DIFFERENCE BETWEEN VARIABLE AND CONSTANT

The picture shown below illustrates the difference between a variable and a constant. 

Some Real Life Examples

Constant : 

Let us consider $100 currency. 

What is the value of $100 currency when i have it in Newyork ?

Its value is $100.

What is the value of $100 currency when i have it in Sancfrancisco ?

Its value is $100.

What is the value of $100 currency when i have it in Chicago?

Its value is $100

From the above questions and answers, one thing is very clear.
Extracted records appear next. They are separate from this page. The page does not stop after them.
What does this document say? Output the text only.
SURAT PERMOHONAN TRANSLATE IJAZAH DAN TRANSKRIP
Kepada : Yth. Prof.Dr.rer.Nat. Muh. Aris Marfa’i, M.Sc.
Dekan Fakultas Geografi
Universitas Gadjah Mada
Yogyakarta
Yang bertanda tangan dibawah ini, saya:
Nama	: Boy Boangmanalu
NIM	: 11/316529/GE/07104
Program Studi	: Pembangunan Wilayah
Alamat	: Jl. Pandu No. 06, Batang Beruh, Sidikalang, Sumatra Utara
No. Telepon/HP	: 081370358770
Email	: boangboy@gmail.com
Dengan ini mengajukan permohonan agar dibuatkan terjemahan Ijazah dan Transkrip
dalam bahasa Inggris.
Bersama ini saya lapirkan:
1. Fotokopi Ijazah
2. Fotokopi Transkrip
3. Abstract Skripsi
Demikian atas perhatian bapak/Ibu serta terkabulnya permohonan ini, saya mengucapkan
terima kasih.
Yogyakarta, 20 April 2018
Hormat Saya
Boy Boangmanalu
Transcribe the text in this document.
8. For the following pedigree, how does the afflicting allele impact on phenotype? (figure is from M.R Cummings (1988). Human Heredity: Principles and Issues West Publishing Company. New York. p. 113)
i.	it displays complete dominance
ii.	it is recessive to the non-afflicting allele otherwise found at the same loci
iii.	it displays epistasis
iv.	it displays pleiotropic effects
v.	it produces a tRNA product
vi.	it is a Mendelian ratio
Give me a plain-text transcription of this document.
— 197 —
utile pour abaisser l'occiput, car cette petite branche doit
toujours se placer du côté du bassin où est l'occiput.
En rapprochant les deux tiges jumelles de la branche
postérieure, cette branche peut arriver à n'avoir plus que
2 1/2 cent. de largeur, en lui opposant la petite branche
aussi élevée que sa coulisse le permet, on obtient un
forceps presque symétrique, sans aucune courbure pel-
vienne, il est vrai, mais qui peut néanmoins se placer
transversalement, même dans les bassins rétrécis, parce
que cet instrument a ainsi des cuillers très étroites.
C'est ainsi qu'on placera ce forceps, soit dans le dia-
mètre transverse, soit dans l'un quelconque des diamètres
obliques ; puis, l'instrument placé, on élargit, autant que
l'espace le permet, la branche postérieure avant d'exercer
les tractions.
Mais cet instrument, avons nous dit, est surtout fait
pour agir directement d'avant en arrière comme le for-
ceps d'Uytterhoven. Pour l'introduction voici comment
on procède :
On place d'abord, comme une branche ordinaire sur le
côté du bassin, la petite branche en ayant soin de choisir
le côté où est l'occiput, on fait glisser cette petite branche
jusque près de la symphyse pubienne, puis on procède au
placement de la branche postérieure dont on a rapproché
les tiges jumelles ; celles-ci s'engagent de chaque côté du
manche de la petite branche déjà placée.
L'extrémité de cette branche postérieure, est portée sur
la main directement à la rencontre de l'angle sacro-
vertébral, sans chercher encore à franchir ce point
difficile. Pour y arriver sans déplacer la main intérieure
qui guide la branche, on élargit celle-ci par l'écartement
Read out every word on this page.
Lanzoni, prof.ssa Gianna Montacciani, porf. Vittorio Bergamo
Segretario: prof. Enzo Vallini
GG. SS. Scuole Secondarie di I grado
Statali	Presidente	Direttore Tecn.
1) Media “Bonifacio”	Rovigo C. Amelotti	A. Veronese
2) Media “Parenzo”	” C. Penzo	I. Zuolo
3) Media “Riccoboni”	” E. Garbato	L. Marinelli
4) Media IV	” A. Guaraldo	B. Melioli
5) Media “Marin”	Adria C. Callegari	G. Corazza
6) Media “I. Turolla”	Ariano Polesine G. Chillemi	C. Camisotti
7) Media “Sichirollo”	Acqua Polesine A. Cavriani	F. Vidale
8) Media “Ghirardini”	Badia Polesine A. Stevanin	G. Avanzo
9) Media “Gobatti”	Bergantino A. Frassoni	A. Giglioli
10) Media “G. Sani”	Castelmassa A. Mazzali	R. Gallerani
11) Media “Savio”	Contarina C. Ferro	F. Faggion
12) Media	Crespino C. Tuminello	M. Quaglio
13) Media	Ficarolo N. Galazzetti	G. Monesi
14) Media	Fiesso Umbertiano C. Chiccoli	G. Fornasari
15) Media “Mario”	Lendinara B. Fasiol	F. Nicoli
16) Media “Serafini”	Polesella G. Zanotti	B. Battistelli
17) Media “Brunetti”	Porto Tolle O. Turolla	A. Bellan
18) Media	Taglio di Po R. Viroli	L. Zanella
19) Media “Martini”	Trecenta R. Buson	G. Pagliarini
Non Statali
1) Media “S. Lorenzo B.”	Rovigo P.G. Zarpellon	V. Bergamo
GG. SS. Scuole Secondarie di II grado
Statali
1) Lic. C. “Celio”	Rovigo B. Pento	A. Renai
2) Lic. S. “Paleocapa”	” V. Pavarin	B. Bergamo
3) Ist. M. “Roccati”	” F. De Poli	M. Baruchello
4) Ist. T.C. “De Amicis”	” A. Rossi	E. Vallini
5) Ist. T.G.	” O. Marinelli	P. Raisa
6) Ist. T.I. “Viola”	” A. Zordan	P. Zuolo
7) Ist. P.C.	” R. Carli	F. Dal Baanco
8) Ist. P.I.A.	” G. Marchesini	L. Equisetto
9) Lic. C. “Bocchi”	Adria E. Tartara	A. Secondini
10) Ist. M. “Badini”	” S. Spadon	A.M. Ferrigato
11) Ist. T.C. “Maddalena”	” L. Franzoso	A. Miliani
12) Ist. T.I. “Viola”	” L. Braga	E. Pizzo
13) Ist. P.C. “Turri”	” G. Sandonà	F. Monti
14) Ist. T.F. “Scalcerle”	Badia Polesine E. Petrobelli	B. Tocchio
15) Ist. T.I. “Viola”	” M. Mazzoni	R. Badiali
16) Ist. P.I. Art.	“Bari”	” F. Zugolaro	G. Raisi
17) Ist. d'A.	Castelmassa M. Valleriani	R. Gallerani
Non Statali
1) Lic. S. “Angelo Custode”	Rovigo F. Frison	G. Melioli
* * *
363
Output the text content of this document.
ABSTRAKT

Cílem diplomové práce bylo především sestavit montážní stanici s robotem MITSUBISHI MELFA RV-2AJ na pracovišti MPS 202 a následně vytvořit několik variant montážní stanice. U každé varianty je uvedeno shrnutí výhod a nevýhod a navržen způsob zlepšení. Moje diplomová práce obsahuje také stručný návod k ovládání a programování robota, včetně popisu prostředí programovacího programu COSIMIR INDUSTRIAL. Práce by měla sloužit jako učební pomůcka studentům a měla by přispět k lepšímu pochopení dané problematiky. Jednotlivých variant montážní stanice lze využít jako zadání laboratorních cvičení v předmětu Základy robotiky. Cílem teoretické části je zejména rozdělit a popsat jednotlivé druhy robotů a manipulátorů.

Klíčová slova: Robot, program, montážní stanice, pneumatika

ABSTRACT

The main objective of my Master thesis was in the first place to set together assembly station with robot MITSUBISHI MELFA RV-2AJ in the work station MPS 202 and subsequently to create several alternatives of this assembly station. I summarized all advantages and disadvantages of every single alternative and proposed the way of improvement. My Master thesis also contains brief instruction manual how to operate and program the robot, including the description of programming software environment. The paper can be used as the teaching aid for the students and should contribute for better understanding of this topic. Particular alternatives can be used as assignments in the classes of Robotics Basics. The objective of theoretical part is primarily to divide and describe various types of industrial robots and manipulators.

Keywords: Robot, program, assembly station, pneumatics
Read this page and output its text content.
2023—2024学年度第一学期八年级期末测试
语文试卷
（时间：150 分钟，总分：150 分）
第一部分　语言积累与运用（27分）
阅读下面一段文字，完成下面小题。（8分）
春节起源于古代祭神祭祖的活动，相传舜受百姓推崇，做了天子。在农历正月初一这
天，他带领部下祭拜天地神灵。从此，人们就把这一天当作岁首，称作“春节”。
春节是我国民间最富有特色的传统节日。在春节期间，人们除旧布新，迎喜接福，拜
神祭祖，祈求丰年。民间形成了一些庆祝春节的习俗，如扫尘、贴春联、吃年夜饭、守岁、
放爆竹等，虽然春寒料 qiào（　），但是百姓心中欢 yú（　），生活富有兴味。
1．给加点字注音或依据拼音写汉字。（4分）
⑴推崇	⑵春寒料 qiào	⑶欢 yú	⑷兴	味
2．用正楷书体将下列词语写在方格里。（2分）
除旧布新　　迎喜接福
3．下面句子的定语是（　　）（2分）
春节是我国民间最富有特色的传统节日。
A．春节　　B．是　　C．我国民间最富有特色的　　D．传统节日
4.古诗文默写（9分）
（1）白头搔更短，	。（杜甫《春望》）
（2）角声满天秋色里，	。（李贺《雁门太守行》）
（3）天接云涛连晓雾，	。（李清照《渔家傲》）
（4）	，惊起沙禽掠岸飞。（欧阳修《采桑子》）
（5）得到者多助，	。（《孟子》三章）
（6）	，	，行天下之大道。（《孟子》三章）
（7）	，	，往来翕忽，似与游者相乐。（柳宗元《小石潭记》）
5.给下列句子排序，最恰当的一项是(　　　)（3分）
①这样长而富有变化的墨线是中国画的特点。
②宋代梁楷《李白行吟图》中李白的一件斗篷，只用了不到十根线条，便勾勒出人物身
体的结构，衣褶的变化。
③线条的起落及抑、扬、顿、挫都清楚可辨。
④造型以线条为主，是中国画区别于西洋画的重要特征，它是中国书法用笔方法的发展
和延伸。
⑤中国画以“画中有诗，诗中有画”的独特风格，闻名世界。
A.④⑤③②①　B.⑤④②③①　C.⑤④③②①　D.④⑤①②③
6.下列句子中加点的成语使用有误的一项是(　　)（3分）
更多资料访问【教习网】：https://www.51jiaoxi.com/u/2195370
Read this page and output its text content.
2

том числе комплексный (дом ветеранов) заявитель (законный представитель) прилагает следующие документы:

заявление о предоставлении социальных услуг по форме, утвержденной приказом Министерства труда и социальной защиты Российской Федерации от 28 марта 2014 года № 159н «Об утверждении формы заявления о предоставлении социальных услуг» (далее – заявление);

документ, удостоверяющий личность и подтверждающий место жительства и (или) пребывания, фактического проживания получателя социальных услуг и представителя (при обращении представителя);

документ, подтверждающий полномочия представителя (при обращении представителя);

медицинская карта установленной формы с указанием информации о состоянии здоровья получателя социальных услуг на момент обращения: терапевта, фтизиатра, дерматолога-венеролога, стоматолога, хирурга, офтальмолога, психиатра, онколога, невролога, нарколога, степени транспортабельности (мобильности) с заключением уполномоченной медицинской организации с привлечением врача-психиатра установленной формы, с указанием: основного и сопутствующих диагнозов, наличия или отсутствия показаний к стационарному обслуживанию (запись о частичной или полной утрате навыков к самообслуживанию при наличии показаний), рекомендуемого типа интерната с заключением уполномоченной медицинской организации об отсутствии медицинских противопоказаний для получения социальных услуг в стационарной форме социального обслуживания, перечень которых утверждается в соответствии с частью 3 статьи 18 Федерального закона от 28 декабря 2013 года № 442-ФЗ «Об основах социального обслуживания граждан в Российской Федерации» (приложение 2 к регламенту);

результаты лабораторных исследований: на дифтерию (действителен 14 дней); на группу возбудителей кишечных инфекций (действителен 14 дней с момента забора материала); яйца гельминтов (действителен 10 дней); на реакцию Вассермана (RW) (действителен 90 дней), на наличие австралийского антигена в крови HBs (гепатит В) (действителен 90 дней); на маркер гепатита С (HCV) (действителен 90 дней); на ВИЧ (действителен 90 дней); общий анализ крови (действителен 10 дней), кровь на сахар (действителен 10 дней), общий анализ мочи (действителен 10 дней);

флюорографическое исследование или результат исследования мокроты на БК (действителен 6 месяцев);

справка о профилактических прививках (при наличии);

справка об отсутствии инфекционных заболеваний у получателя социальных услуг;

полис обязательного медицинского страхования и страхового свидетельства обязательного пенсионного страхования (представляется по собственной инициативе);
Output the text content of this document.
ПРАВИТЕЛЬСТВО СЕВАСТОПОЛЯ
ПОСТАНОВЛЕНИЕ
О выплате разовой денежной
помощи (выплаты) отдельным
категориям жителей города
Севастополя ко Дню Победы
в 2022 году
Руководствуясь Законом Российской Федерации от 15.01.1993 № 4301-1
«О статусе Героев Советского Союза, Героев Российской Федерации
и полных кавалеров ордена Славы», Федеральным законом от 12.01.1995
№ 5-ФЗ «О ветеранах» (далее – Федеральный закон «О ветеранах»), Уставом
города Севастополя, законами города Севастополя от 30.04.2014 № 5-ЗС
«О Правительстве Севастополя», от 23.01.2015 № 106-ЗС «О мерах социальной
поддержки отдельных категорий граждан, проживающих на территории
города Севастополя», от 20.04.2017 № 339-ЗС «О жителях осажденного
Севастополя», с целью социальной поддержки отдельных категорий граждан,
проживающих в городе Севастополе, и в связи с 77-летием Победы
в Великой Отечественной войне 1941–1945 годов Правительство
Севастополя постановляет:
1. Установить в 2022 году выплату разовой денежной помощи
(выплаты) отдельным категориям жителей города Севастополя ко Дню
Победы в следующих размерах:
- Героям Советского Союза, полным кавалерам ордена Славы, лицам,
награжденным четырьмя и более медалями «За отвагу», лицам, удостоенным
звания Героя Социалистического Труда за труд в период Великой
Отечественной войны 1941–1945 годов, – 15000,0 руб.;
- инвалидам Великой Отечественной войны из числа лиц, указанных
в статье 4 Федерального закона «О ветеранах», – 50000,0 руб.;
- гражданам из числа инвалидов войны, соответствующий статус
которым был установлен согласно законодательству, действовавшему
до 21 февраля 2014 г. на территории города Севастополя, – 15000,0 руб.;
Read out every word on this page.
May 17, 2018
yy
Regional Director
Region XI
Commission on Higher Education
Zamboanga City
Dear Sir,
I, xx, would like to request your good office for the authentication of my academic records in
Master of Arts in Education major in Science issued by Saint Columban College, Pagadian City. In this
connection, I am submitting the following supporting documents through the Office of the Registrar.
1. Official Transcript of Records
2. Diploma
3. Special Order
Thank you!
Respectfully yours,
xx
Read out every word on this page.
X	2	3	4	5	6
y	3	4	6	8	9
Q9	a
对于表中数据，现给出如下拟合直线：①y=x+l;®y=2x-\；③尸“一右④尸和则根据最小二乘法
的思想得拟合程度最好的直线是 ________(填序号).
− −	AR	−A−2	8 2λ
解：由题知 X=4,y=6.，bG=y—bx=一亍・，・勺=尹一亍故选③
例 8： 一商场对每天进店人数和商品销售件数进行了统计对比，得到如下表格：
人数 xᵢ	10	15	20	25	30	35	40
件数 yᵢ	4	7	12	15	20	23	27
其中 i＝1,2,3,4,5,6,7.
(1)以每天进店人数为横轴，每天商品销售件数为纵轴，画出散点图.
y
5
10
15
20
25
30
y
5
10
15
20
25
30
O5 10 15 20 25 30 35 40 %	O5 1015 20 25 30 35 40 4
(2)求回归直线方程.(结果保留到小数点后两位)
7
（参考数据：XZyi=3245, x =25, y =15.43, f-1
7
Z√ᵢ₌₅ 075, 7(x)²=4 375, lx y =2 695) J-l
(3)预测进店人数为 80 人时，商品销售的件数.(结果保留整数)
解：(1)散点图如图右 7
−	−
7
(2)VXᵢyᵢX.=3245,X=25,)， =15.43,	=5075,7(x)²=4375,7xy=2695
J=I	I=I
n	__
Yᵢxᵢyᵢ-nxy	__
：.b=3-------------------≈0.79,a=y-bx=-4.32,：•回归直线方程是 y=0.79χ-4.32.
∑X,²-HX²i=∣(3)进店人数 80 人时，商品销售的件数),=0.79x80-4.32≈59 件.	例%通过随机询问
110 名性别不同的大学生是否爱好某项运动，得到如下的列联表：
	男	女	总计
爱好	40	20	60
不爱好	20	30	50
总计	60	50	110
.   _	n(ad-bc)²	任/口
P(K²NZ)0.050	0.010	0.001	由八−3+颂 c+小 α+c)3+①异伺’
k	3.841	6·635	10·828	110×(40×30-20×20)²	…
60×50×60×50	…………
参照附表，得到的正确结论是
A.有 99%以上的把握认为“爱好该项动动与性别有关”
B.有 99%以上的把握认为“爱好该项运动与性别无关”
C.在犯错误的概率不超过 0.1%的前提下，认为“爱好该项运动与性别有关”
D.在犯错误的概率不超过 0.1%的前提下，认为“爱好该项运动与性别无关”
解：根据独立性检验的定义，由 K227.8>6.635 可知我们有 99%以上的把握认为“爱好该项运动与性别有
That is,. in whichever part of America i go, the value of the currency $100 is same.  It is not changed in different parts of the country.

So $100 is constant. 

Variable : 

Let us consider a garment whose cost is  x dollars. 

The manufacturer of the garment sells it to the wholesaler at the cost of $40.

So, x  =  $40.

The wholesaler sells it to the retailer at the cost of $44.

So x  =  $44.

The retailer sells it to the customer at the cost of $50. 

So x = $50

Here, the garment is same.

But, when it is in manufacturer, wholesaler and retailer, its cost is different. 

Hence, the cost of the garment x is variable.

Arbitrary Constant

Some English alphabets will have fixed values, but the values will be unknown. 

For  example, let k be arbitrary constant. 

Then, k will have only one fixed value and it is unknown. 

Variables - Practice Problems

Let us look at some problems on simple equations to have better understanding on variables. 

Problem 1 : 

Solve for x :  

x - 2  =  0

Solution :

x - 2  =  0

Add 2 to each side. 

x  =  2

So, the value of x is 2. 

Problem 2 : 

Solve for x :

9x  =  27

Solution : 

9x  =  27

Divide each side by 9.

x  =  3

So, the value of x is 3.

Problem 3 : 

Solve for x :

x + 3  =  -2

Solution :

x + 3  =  -2

Subtract 3 from each side. 

x  =  -5

So, the value of x is -5.

Problem 4 : 

Solve for x :

3x + 6  =  18

Solution :

3x + 6  =  18

Subtract 6 from each side.

3x  =  12

Divide each side by 3.

x  =  4

So, the value of x is 4

In all the above problems, we have got value for the same alphabet x. 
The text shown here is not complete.